The Ever Shifting Narrative Of The 2022 Midterms

Back in 2021, Harry Enten of CNN noted in the run-up to the Virginia gubernatorial race, how many voters disapproved of the President who were undecided in that contest. In November, Virginia voted for a Republican for Governor and gave the party back control of the state house (the Senate was not up). The same day, Republicans swept local offices across the country and gained seats in the New Jersey House (including a trucker defeating the longtime Speaker of the House).

While several months later, the President was no more popular, the type of analysis seen above was forgotten. Instead, it focused largely on Republican candidates (Oz, Masters, Walker) and how problematic they were. Questionable polls were used as evidence how high a hurdle the party had to at least retake the House.

Then came Dobbs and the summer. Dobbs supposedly changed the entire trajectory of the midterms. A number of special elections in Nebraska, Alaska, New York and Minnesota where the GOP underperformed in all but Alaska were further used as proof the GOP was suffering (never-mind, short of Nebraska, every race had major caveats and Democrats won only in races where turnout was far below midterm levels). Combined with summer polling which saw Democrats take back the lead on the generic ballot questions started popping up about whether this midterm really was going to be different?

Then we come to now. Republicans have retaken the lead on the generic ballot (at least in the RCP average) and polls in several battleground states (Senate and Governor) have shown the party actually is well positioned to flip the Senate (sorry not sorry Nate Silvers). That is just head to head match-ups.

When it comes to who voters would prefer control Congress in these states the GOP actually is ahead. Most analysis ignores this facet under the inference Trump supported nominees are particularly toxic compared to normal Republicans and that is why they are behind (except history tells us legislative control preference predates head to head results, not the other way around).

More ominously for Democrats was a Gallup poll which found Republicans actually were a larger share of voters in the country than Democrats. This has only happened twice and both times it predated a wave. Further, in survey after survey, the issue landscape favors the GOP. While abortion does generally rank as a top three to five issue and Democrats have a commanding lead on the issue, the economy and crime continually rank as the top two and Republicans dominate.

This makes sense and all points to the GOP doing well. Not even FiveThirtyEight can debate the GOP is favored in the House because of these factors. Somehow the Senate is different (don’t get me started on their models).

But, looping back to the beginning of the article, what Enten noted in 2021 is still prevalent. In both Arizona and Pennsylvania’s Senate races, contests the GOP needs to win to gain a Senate majority, Democrats narrowly leads. But, the surveys show undecided voters solidly disapprove of the President. This means they either sit out the midterms or vote against the President’s party’s candidate.

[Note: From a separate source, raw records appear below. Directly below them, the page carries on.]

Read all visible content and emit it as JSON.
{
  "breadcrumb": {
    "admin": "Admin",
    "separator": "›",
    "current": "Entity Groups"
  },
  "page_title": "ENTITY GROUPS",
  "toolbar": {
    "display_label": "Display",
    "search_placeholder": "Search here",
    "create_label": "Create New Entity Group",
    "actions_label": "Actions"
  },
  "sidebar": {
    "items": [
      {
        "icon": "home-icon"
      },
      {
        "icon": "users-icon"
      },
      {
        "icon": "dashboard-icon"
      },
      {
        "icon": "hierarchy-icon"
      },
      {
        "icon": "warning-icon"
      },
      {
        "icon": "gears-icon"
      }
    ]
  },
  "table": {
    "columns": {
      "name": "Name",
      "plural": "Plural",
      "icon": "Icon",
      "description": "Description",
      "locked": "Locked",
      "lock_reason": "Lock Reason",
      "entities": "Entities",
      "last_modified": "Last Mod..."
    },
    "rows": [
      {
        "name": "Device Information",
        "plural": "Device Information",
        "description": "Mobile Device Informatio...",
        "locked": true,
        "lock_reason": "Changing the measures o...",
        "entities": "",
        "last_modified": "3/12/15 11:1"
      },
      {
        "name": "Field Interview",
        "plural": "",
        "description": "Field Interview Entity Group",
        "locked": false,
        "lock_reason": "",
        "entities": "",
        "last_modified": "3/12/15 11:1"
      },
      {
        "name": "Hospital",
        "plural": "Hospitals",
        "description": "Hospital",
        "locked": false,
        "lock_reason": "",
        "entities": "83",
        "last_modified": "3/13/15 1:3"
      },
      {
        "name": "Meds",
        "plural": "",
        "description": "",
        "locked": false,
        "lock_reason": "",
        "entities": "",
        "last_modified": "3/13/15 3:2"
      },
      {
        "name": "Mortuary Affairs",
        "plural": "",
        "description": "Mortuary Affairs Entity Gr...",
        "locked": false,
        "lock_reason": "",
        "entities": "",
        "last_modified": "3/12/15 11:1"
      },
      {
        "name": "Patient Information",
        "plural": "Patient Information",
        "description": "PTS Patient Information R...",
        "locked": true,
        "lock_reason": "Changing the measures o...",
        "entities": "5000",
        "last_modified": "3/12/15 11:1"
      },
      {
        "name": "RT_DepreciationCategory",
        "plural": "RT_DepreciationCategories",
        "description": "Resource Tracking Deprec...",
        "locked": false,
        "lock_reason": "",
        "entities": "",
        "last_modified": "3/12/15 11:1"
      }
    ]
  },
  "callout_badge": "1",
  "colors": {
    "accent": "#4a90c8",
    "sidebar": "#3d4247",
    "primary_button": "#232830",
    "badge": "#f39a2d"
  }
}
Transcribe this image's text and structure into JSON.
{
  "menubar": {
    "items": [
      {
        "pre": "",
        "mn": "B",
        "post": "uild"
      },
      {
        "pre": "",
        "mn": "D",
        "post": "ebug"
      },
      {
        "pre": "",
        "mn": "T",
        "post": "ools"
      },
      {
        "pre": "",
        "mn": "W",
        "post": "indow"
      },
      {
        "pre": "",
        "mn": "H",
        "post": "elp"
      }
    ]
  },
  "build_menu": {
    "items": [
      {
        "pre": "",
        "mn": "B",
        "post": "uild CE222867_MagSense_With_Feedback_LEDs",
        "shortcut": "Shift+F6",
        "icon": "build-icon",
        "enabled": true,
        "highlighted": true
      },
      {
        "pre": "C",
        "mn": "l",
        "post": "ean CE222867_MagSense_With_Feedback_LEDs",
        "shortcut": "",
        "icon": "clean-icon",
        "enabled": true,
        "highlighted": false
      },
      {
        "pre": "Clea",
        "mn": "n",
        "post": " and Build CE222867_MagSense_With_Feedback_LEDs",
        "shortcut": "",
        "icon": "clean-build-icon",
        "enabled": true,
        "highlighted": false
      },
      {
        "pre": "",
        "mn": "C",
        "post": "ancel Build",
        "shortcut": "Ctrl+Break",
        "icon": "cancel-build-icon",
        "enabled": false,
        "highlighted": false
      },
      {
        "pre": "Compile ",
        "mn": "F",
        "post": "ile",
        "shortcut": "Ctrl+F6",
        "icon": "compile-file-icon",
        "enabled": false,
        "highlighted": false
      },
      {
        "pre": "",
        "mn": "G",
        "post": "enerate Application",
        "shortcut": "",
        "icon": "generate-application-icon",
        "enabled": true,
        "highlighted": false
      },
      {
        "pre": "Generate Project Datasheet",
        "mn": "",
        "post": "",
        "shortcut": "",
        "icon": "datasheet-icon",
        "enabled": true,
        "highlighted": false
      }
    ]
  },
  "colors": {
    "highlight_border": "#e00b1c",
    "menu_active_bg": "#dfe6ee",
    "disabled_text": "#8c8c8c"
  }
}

This facet, noted last year, continues to be ignored. Ditto in contests like North Carolina, where sparse polling has shown a tied race but both candidates mired in the low 40s. That would be great, except for the fact the President is well below majority approval in the state and undecided voters disapprove of the President. Yet, Democrats are debating whether to throw money into the contest.

Whether this portends a red wave, a red ripple, or Democrats defying expectations remains to be seen. But it should not be ignored. Yet, it is. What is making Democrats lead or look competitive in the Senate is based on undecided voters who majority disapprove of the President. That is not a strong basis to maintain a Senate majority or have a relevant minority in the House.